L'immeuble comporte deux balcons savamment appareillés, qui attestent une grande maîtrise de la part des tailleurs de pierre qui ont dû exécuter le projet architectural.

Suite:
Ces remarquables balcons nous semblent peu communs. Un spécialiste de la stéréotomie pourrait-il nous dire quelle est la figure ainsi formée et s'il en existe ailleurs d'autres exemples ?

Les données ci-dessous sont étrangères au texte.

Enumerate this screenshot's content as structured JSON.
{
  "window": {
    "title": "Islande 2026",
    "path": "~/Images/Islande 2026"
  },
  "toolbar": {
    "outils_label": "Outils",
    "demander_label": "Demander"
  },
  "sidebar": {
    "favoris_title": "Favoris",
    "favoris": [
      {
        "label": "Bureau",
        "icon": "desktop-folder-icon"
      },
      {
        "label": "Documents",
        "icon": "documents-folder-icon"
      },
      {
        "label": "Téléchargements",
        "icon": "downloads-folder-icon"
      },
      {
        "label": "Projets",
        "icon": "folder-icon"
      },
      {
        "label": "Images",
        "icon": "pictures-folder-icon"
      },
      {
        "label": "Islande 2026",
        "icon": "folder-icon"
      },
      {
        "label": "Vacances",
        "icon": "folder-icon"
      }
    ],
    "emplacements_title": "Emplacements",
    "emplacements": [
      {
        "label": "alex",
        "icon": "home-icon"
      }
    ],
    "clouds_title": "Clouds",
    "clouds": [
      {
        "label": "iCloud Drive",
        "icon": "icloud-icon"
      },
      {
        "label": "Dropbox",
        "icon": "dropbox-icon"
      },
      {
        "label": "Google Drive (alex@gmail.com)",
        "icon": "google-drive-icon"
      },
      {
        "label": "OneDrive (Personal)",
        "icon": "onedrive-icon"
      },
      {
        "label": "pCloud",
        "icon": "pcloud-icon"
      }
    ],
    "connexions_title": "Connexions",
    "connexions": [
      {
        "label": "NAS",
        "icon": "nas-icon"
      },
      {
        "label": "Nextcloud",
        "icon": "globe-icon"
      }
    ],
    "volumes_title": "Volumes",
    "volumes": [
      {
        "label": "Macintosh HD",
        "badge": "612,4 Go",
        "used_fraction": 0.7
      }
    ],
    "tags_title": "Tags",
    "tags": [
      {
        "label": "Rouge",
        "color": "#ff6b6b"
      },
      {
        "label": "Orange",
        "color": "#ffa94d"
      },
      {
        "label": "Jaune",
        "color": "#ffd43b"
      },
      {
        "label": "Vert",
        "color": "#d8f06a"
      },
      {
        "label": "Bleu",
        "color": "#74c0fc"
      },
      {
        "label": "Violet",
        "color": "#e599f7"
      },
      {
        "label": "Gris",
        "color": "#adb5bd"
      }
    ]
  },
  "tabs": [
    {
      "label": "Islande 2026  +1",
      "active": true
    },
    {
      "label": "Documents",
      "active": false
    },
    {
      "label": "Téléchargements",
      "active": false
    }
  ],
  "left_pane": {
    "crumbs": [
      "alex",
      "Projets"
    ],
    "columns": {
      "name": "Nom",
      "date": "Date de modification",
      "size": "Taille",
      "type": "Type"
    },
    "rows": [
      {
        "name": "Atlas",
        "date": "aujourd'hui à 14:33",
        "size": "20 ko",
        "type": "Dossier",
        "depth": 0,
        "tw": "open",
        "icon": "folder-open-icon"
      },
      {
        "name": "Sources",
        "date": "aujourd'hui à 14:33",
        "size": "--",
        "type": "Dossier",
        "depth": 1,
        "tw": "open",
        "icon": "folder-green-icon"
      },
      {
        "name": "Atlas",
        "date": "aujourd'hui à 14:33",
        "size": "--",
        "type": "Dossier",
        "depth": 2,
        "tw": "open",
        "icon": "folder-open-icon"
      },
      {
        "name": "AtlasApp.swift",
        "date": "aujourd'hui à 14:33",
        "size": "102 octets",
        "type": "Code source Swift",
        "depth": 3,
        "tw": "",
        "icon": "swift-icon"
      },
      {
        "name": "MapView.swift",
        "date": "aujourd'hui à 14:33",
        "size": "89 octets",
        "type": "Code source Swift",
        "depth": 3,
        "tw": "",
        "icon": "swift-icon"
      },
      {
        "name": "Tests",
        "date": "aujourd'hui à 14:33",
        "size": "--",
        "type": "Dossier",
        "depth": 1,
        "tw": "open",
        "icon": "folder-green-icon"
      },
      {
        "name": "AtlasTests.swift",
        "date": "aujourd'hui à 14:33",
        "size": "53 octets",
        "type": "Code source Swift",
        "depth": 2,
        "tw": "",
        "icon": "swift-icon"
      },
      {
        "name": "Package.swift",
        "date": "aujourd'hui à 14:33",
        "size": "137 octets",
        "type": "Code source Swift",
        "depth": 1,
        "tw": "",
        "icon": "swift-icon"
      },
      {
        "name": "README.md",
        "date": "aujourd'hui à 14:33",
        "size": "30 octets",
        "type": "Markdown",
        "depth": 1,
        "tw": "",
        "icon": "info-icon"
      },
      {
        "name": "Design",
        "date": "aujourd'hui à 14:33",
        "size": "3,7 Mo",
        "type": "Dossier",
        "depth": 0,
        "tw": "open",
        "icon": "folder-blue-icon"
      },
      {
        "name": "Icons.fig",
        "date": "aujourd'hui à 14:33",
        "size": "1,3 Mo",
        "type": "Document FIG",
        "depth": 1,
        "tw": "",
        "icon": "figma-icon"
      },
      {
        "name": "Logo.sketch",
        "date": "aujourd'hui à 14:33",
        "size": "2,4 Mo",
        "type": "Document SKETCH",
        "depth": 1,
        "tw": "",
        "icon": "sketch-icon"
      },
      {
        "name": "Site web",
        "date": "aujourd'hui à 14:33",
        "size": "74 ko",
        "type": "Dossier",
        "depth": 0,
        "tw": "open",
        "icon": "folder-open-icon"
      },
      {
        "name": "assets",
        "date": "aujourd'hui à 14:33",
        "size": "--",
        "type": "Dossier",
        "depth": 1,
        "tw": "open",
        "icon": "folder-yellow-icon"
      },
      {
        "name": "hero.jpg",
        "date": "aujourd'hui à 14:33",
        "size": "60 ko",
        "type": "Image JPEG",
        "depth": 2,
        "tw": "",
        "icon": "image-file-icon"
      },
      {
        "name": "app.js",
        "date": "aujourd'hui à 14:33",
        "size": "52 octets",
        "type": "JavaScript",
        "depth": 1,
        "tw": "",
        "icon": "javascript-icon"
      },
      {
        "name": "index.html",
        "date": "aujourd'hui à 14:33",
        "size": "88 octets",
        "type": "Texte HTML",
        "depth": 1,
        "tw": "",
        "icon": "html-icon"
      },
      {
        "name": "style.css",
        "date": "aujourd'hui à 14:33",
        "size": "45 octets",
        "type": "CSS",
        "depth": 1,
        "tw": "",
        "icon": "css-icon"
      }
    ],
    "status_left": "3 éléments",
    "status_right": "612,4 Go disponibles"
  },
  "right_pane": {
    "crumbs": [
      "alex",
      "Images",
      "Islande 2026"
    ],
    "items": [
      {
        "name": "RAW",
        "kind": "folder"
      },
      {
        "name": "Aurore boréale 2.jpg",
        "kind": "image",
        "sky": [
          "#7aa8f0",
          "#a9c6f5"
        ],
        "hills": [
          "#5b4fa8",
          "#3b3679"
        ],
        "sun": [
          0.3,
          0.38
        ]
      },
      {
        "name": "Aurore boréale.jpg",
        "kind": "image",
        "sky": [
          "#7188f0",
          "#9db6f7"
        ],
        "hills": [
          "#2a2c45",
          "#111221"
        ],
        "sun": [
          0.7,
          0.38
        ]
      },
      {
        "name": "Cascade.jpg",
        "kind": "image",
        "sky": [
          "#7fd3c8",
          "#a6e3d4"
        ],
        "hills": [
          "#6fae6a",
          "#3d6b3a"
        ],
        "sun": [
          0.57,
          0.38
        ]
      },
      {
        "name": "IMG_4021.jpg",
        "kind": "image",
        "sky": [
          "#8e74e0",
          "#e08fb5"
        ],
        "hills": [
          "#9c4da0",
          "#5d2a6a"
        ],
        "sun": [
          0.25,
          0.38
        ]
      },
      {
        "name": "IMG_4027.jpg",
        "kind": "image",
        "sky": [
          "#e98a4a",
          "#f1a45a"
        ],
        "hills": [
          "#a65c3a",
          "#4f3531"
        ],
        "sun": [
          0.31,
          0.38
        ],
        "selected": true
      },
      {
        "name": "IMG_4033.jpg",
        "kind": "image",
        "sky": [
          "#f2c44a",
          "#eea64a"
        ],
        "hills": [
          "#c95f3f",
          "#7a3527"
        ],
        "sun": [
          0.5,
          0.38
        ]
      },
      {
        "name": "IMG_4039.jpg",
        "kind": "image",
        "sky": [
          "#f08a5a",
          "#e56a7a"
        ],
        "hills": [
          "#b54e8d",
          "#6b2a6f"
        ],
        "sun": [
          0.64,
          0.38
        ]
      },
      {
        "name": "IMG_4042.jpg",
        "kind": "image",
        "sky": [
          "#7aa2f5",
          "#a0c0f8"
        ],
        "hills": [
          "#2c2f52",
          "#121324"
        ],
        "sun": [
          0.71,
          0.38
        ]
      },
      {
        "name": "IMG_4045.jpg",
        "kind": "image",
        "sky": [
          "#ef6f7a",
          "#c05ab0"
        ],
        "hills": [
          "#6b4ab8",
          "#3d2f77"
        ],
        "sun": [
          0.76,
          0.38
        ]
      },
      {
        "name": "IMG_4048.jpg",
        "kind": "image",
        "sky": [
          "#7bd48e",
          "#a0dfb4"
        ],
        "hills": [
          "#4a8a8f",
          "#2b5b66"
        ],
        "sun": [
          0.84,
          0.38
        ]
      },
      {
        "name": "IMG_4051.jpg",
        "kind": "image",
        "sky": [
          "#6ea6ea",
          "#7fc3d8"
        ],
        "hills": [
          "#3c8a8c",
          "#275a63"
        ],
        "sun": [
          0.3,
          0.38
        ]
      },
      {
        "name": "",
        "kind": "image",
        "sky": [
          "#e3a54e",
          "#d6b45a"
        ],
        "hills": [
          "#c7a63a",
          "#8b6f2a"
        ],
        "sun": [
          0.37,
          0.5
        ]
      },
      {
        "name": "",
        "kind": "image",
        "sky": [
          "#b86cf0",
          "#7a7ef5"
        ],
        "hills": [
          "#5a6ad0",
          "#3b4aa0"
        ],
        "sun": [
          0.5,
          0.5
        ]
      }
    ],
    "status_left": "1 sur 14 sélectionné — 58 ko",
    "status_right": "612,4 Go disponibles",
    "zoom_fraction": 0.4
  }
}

Ces beaux ouvrages de stéréotomie se rencontrent jusqu'en 1914, mais de plus en plus rarement, compte tenu du prix de la pierre et de la diminution du nombre d'appareilleurs qualifiés.
A noter qu'en face, un autre immeuble (dit "immeuble Drouin"), édifié en 1913, au n° 10 de la rue de Stasbourg, comporte également une très belle voussure au-dessus de la fenêtre ouverte sur un pan coupé.

2 commentaires
Pour la "trompe" de la rue de Strasbourg, j'appellerais cela une trompe cylindrique sur le pan en tour-ronde (ovale ou elliptique) à lunette conique mais je ne suis point spécialiste.
Si vous retournez à Nantes essayez de rentrer dans l'hôtel du Fief, au 3 rue du Château, pour y voir l'escalier. Cela en vaut le détour.
« La trompe est un appareil destiné à soutenir une saillie au-dessous de laquelle un espace doit rester libre. »
« Une ouverture dans un mur quelconque prend le nom de porte à voussure si elle est recouverte par une ou plusieurs voûtes. »
Ces deux définitions tirées du traité de stéréotomie de Chaix s’appliquent à cet ouvrage nantais.
La première voûte est un berceau elliptique dont la section droite a une géométrie identique à celle de la fenêtre.
La deuxième voûte est aussi un berceau elliptique en descente.
La troisième voûte est composée de deux surfaces gauche symétriques par rapport à l’axe vertical de la fenêtre.
La première courbe directrice de cette surface est obtenue par une demie section verticale de la deuxième voûte dans un plan biais par rapport au plan de la fenêtre.
La deuxième courbe est une ellipse enroulée ou projetée sur le cylindre elliptique constituant la partie supérieure de l’édifice.
La génération de la surface est obtenue par le déplacement d’une droite qui s’appuie sur ces deux courbes tel qu’en projection frontale, ces droites passent par le point d’intersection des deux axes de l’ellipse précédente.

Cet ouvrage est très employé au XIXe siècle dans la construction d’immeubles avec différentes variations en ce qui concerne la décomposition en voûte unitaire.